Thanks for the suggestions. It also works to make an array type that I use as the reduction type (the type passed into ReduceSum). Ultimately, I would like a solution that's valid for GPU and OpenMP (general purpose cores).
I have a similar case to Adam (I'm computing the dot product of a vector with multiple other vectors i.e., dotprods[j] += x[i] * Y[j][i]
). Have there been any changes since this thread started that would helpful for handling reduction arrays on GPUs?
Hey David (@gardner48 ),
We've done a lot of work in a construct called "Kernel" which we're testing these kinds of things in. I'll ping @ajkunen and @jonesholger as they've done the most with it, but I believe that's where a lot of our reduction array work is happening
Hi @gardner48, In addition to what @DavidPoliakoff said, I would also checkout the RAJA atomics. RAJA atomics may be used to accomplish the same goal. Example 10 illustrates a binning example.
Thanks David (@DavidPoliakoff) and Arturo (@artv3).

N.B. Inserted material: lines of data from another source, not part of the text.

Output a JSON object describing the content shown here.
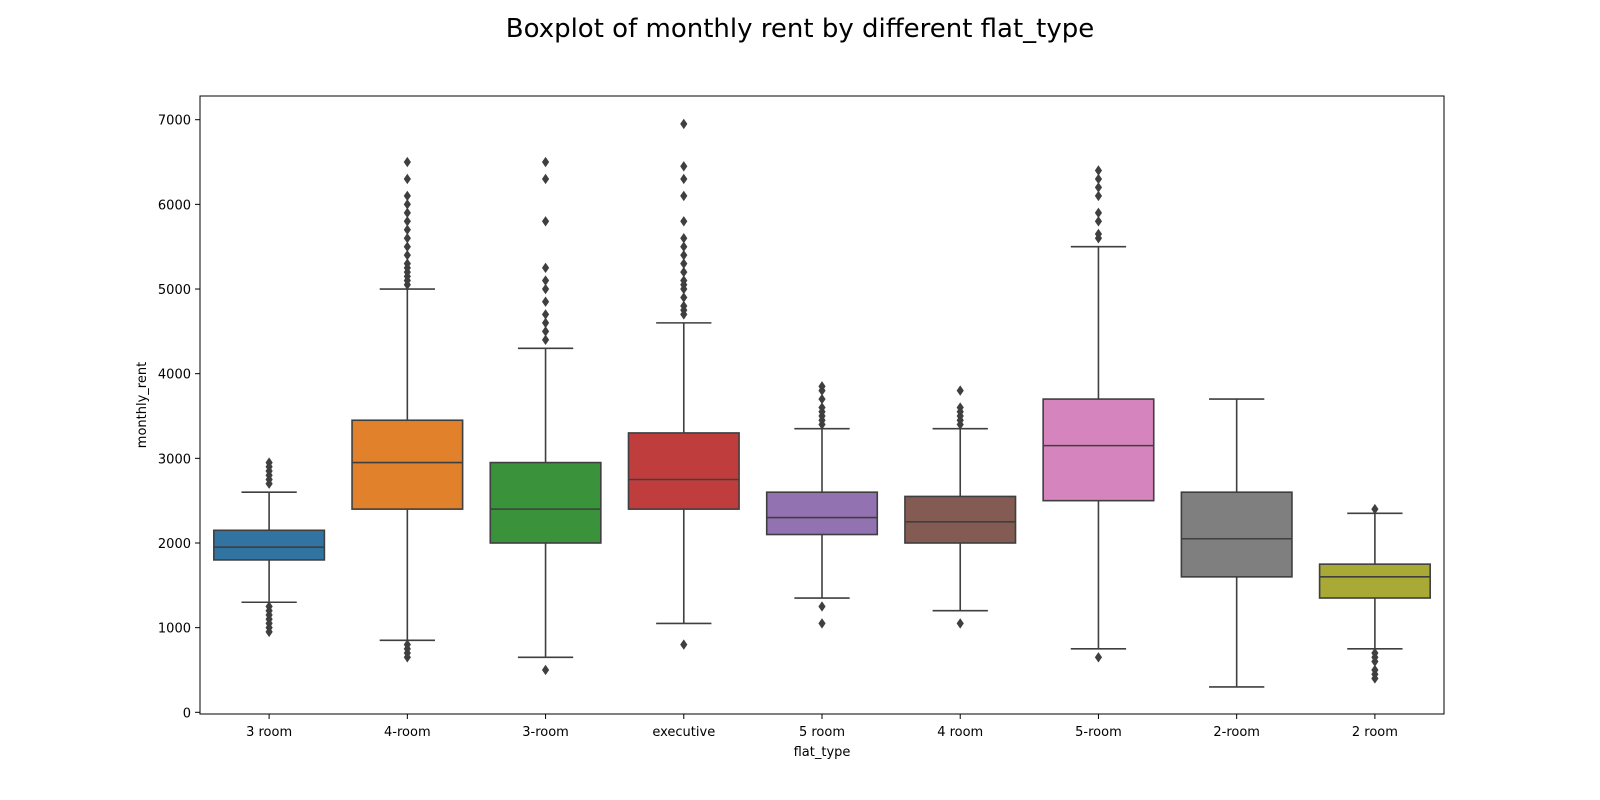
{
  "chart_data": {
    "type": "boxplot",
    "title": "Boxplot of monthly rent by different flat_type",
    "xlabel": "flat_type",
    "ylabel": "monthly_rent",
    "ylim": [
      -20,
      7280
    ],
    "yticks": [
      0,
      1000,
      2000,
      3000,
      4000,
      5000,
      6000,
      7000
    ],
    "ytick_labels": [
      "0",
      "1000",
      "2000",
      "3000",
      "4000",
      "5000",
      "6000",
      "7000"
    ],
    "grid": false,
    "legend": "none",
    "categories": [
      "3 room",
      "4-room",
      "3-room",
      "executive",
      "5 room",
      "4 room",
      "5-room",
      "2-room",
      "2 room"
    ],
    "boxes": [
      {
        "category": "3 room",
        "color": "#3274a1",
        "whisker_low": 1300,
        "q1": 1800,
        "median": 1950,
        "q3": 2150,
        "whisker_high": 2600,
        "outliers": [
          950,
          1000,
          1050,
          1100,
          1150,
          1200,
          1250,
          2700,
          2750,
          2800,
          2850,
          2900,
          2950
        ]
      },
      {
        "category": "4-room",
        "color": "#e1812c",
        "whisker_low": 850,
        "q1": 2400,
        "median": 2950,
        "q3": 3450,
        "whisker_high": 5000,
        "outliers": [
          650,
          700,
          750,
          800,
          5050,
          5100,
          5150,
          5200,
          5250,
          5300,
          5400,
          5500,
          5600,
          5700,
          5800,
          5900,
          6000,
          6100,
          6300,
          6500
        ]
      },
      {
        "category": "3-room",
        "color": "#3a923a",
        "whisker_low": 650,
        "q1": 2000,
        "median": 2400,
        "q3": 2950,
        "whisker_high": 4300,
        "outliers": [
          500,
          4400,
          4500,
          4600,
          4700,
          4850,
          5000,
          5100,
          5250,
          5800,
          6300,
          6500
        ]
      },
      {
        "category": "executive",
        "color": "#c03d3e",
        "whisker_low": 1050,
        "q1": 2400,
        "median": 2750,
        "q3": 3300,
        "whisker_high": 4600,
        "outliers": [
          800,
          4700,
          4750,
          4800,
          4900,
          5000,
          5050,
          5100,
          5200,
          5300,
          5400,
          5500,
          5600,
          5800,
          6100,
          6300,
          6450,
          6950
        ]
      },
      {
        "category": "5 room",
        "color": "#9372b2",
        "whisker_low": 1350,
        "q1": 2100,
        "median": 2300,
        "q3": 2600,
        "whisker_high": 3350,
        "outliers": [
          1050,
          1250,
          3400,
          3450,
          3500,
          3550,
          3600,
          3700,
          3800,
          3850
        ]
      },
      {
        "category": "4 room",
        "color": "#845b53",
        "whisker_low": 1200,
        "q1": 2000,
        "median": 2250,
        "q3": 2550,
        "whisker_high": 3350,
        "outliers": [
          1050,
          3400,
          3450,
          3500,
          3550,
          3600,
          3800
        ]
      },
      {
        "category": "5-room",
        "color": "#d684bd",
        "whisker_low": 750,
        "q1": 2500,
        "median": 3150,
        "q3": 3700,
        "whisker_high": 5500,
        "outliers": [
          650,
          5600,
          5650,
          5800,
          5900,
          6100,
          6200,
          6300,
          6400
        ]
      },
      {
        "category": "2-room",
        "color": "#7f7f7f",
        "whisker_low": 300,
        "q1": 1600,
        "median": 2050,
        "q3": 2600,
        "whisker_high": 3700,
        "outliers": []
      },
      {
        "category": "2 room",
        "color": "#a9aa35",
        "whisker_low": 750,
        "q1": 1350,
        "median": 1600,
        "q3": 1750,
        "whisker_high": 2350,
        "outliers": [
          400,
          450,
          500,
          600,
          650,
          700,
          2400
        ]
      }
    ]
  }
}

David, is the "Kernel" construct something that's in the current version of RAJA or is it in development/testing branch for a future release?
Arturo, are you suggesting to use an atomicAdd for each element in the dot products or is there a way to get partial reductions from each thread block and then use an atomicAdd to update the global value?
Hey David (@gardner48),
I was thinking using the atomic adds on dotprods
(i.e. RAJA::atomic::atomicAdd
@gardner48 if you want to use the 'kernel' stuff, I suggest using the 'release/0.6.0rc3' branch. We are preparing this for an upcoming release with applications using it in anger now. There is some basic documentation at https://readthedocs.org/projects/raja/ (go to the release-0.6.0rc3 version) and I'm working on filling in more.
Thanks @artv3 that's what I thought you meant. In my case i
is much larger than j
and id = j
. So, for now at least, I'm guessing it's better to compute the dot products separately using a scalar reduction variable and I'll try out the 'kernel' stuff from the 0.6.0rc3 branch @rhornung67 pointed to.
I have data in a 3-D array indexed by time and two spatial dimensions. When running, I need to periodically report data reduced from this 3-D array. The problem definition can specify an arbitrary number of reference regions where separate statistics need to be calculated. Each reference region defines a subset of the spatial domain where the end user wants a separate set of summary statistics calculated. The number of reference regions is not known at compile time, so I would like to make an array of ReduceSum<> variables at runtime. This doesn't seem possible because ReduceSum has an explicit constructor, and I can't figure a way to make a container (array, vector, ...) of ReduceSum variables.